Institutional investors continue gloomy outlook

State Street Global Markets’ Institutional Investor Indicators for October revealed investors continue to take a more defensive approach to their portfolios.
The first component of the Institutional Investor Indicators, the State Street Risk Appetite index, dropped to -0.55 from -0.18, highlighting the rate at which long-term institutional investors have reduced their risk across asset classes in October.
“Investor behaviour was unequivocally risk averse in October. Investors were already defensive before the outbreak of war in the Middle East but have become more so since,” Michael Metcalfe, Head of Macro Strategy at State Street Global Markets, said.
“We observed risk reducing flows across equity, bond, FX and commodities in each week of the month. Of the twenty-two-factors that make up our Risk Appetite Index, a net balance of minus 12 (or 55%) showed investors reducing their risk exposures.
“This matches the low for risk appetite seen so far this year.”

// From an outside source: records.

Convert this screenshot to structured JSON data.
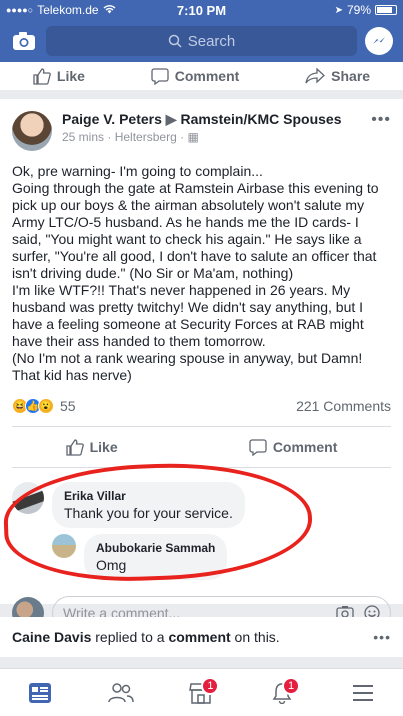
{
  "status_bar": {
    "carrier": "Telekom.de",
    "time": "7:10 PM",
    "battery": "79%"
  },
  "top_bar": {
    "search_placeholder": "Search",
    "brand_color": "#4267b2"
  },
  "prev_card_actions": {
    "like": "Like",
    "comment": "Comment",
    "share": "Share"
  },
  "post": {
    "author": "Paige V. Peters",
    "group": "Ramstein/KMC Spouses",
    "time": "25 mins",
    "location": "Heltersberg",
    "body": "Ok, pre warning- I'm going to complain...\nGoing through the gate at Ramstein Airbase this evening to pick up our boys & the airman absolutely won't salute my Army LTC/O-5 husband.  As he hands me the ID cards- I said, \"You might want to check his again.\" He says like a surfer, \"You're all good, I don't have to salute an officer that isn't driving dude.\" (No Sir or Ma'am, nothing)\nI'm like WTF?!! That's never happened in 26 years. My husband was pretty twitchy! We didn't say anything, but I have a feeling someone at Security Forces at RAB might have their ass handed to them tomorrow.\n(No I'm not a rank wearing spouse in anyway, but Damn! That kid has nerve)",
    "reaction_count": "55",
    "comment_count": "221 Comments",
    "like_label": "Like",
    "comment_label": "Comment"
  },
  "comments": [
    {
      "name": "Erika Villar",
      "text": "Thank you for your service."
    },
    {
      "name": "Abubokarie Sammah",
      "text": "Omg"
    }
  ],
  "write_comment_placeholder": "Write a comment...",
  "notification": {
    "name": "Caine Davis",
    "middle": " replied to a ",
    "strong": "comment",
    "end": " on this."
  },
  "tab_bar": {
    "marketplace_badge": "1",
    "notifications_badge": "1"
  }
}
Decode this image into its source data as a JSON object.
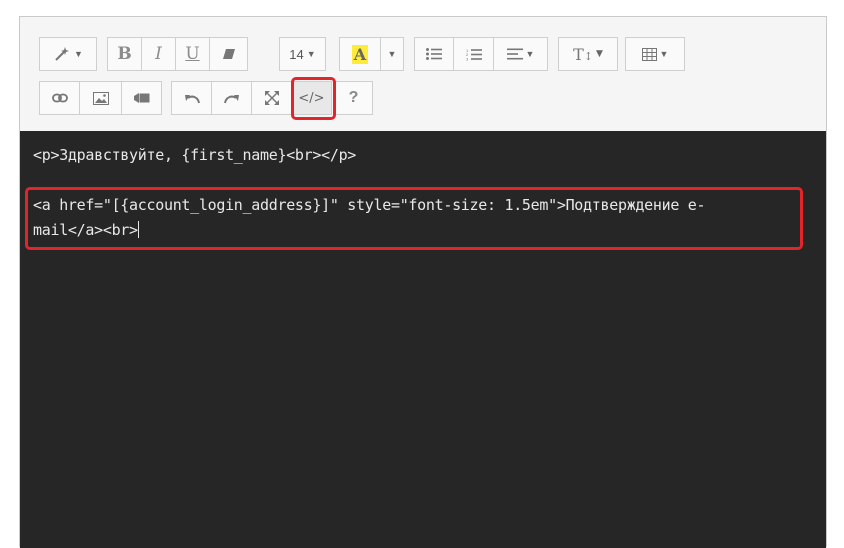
{
  "toolbar": {
    "font_size": "14",
    "color_glyph": "A",
    "style_glyph": "T",
    "help_glyph": "?",
    "code_view_glyph": "</>"
  },
  "code": {
    "line1": "<p>Здравствуйте, {first_name}<br></p>",
    "line2": "<a href=\"[{account_login_address}]\" style=\"font-size: 1.5em\">Подтверждение e-",
    "line3": "mail</a><br>"
  },
  "colors": {
    "highlight": "#e0262b",
    "code_bg": "#262626",
    "color_swatch": "#ffeb3b"
  }
}
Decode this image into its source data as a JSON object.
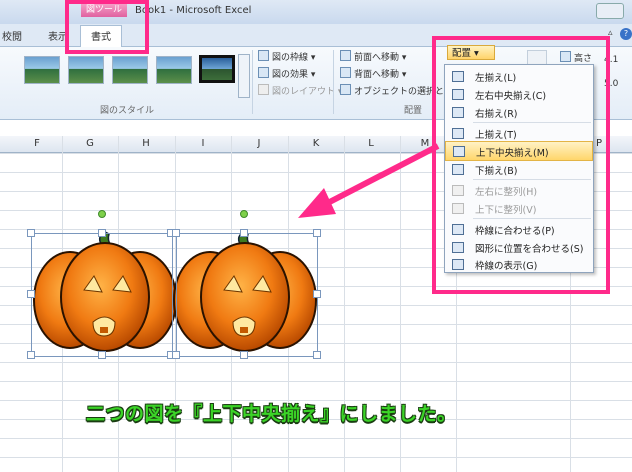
{
  "window": {
    "tool_group": "図ツール",
    "title": "Book1 - Microsoft Excel"
  },
  "tabs": [
    {
      "label": "校閲"
    },
    {
      "label": "表示"
    },
    {
      "label": "書式",
      "active": true
    }
  ],
  "ribbon": {
    "picture_styles_label": "図のスタイル",
    "picture_border": "図の枠線 ▾",
    "picture_effects": "図の効果 ▾",
    "picture_layout": "図のレイアウト ▾",
    "bring_forward": "前面へ移動 ▾",
    "send_backward": "背面へ移動 ▾",
    "selection_pane": "オブジェクトの選択と表示",
    "arrange_label": "配置",
    "align_button": "配置 ▾",
    "height_label": "高さ",
    "height_value": "4.1",
    "width_value": "5.0"
  },
  "columns": [
    "F",
    "G",
    "H",
    "I",
    "J",
    "K",
    "L",
    "M",
    "P"
  ],
  "align_menu": {
    "items": [
      {
        "label": "左揃え(L)",
        "disabled": false
      },
      {
        "label": "左右中央揃え(C)",
        "disabled": false
      },
      {
        "label": "右揃え(R)",
        "disabled": false
      },
      {
        "label": "上揃え(T)",
        "disabled": false
      },
      {
        "label": "上下中央揃え(M)",
        "disabled": false,
        "highlighted": true
      },
      {
        "label": "下揃え(B)",
        "disabled": false
      },
      {
        "label": "左右に整列(H)",
        "disabled": true
      },
      {
        "label": "上下に整列(V)",
        "disabled": true
      },
      {
        "label": "枠線に合わせる(P)",
        "disabled": false
      },
      {
        "label": "図形に位置を合わせる(S)",
        "disabled": false
      },
      {
        "label": "枠線の表示(G)",
        "disabled": false
      }
    ]
  },
  "caption": "二つの図を『上下中央揃え』にしました。",
  "colors": {
    "highlight_pink": "#ff2a8a",
    "caption_green": "#3bd427",
    "pumpkin_orange": "#f07a12"
  }
}
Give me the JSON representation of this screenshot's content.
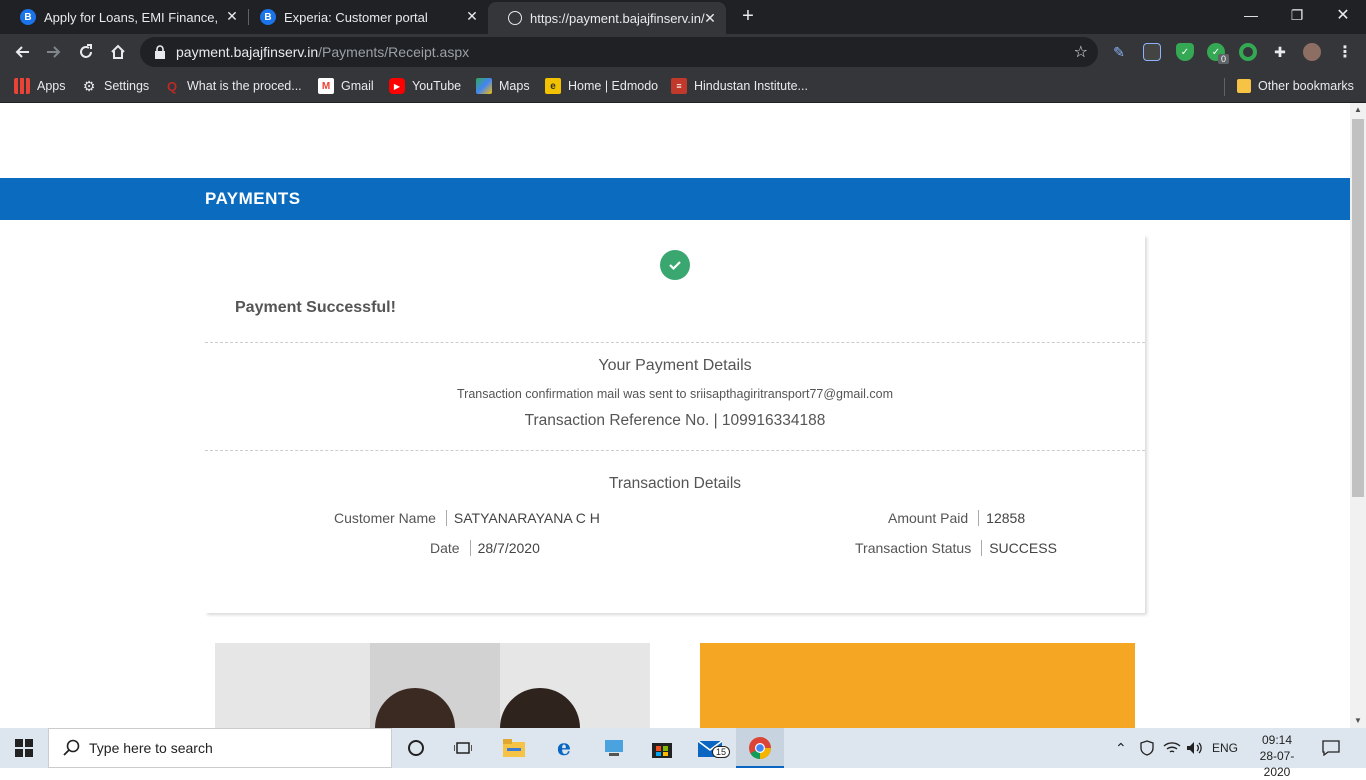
{
  "browser": {
    "tabs": [
      {
        "title": "Apply for Loans, EMI Finance, Cre",
        "favicon": "bajaj-icon"
      },
      {
        "title": "Experia: Customer portal",
        "favicon": "bajaj-icon"
      },
      {
        "title": "https://payment.bajajfinserv.in/P",
        "favicon": "globe-icon"
      }
    ],
    "url_host": "payment.bajajfinserv.in",
    "url_path": "/Payments/Receipt.aspx",
    "bookmarks": [
      {
        "label": "Apps"
      },
      {
        "label": "Settings"
      },
      {
        "label": "What is the proced..."
      },
      {
        "label": "Gmail"
      },
      {
        "label": "YouTube"
      },
      {
        "label": "Maps"
      },
      {
        "label": "Home | Edmodo"
      },
      {
        "label": "Hindustan Institute..."
      }
    ],
    "other_bookmarks": "Other bookmarks",
    "extension_badge": "0"
  },
  "page": {
    "banner_title": "PAYMENTS",
    "status_heading": "Payment Successful!",
    "details_heading": "Your Payment Details",
    "mail_note": "Transaction confirmation mail was sent to sriisapthagiritransport77@gmail.com",
    "reference": "Transaction Reference No. | 109916334188",
    "transaction_heading": "Transaction Details",
    "fields": {
      "customer_name_label": "Customer Name",
      "customer_name": "SATYANARAYANA C H",
      "date_label": "Date",
      "date": "28/7/2020",
      "amount_label": "Amount Paid",
      "amount": "12858",
      "status_label": "Transaction Status",
      "status": "SUCCESS"
    },
    "accent_color": "#0b6cbf",
    "success_color": "#3aa670"
  },
  "taskbar": {
    "search_placeholder": "Type here to search",
    "mail_badge": "15",
    "language": "ENG",
    "time": "09:14",
    "date": "28-07-2020"
  }
}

However, Metcalfe highlighted a more optimistic outlook for November in equity markets.
“But we worry that markets risk making a similar mistake to earlier in the year by becoming overly hopeful on the prospects for interest rate cuts against what is still a difficult macro and geopolitical backdrop.”
The State Street Holdings indicators, the second component of the Institutional Investor Indicators, saw allocations to cash increase to 21.1 per cent, fixed income drop by 0.2 per cent to 28.3 per cent and equity fall by 0.6 per cent to 50.5 per cent.
“Cash holdings have now risen more than 6% since their low in March 2022, including a near 1% rise in October,” Metcalfe said.
“Although cash holdings are now unusually high, they remain significantly below prior crises peaks seen during the pandemic, the Great Financial Crisis and the Dot.com bust.
“Equity holdings in particular still look vulnerable to a further leakage to cash as they remain above their historical average even if they are at 29-month low.”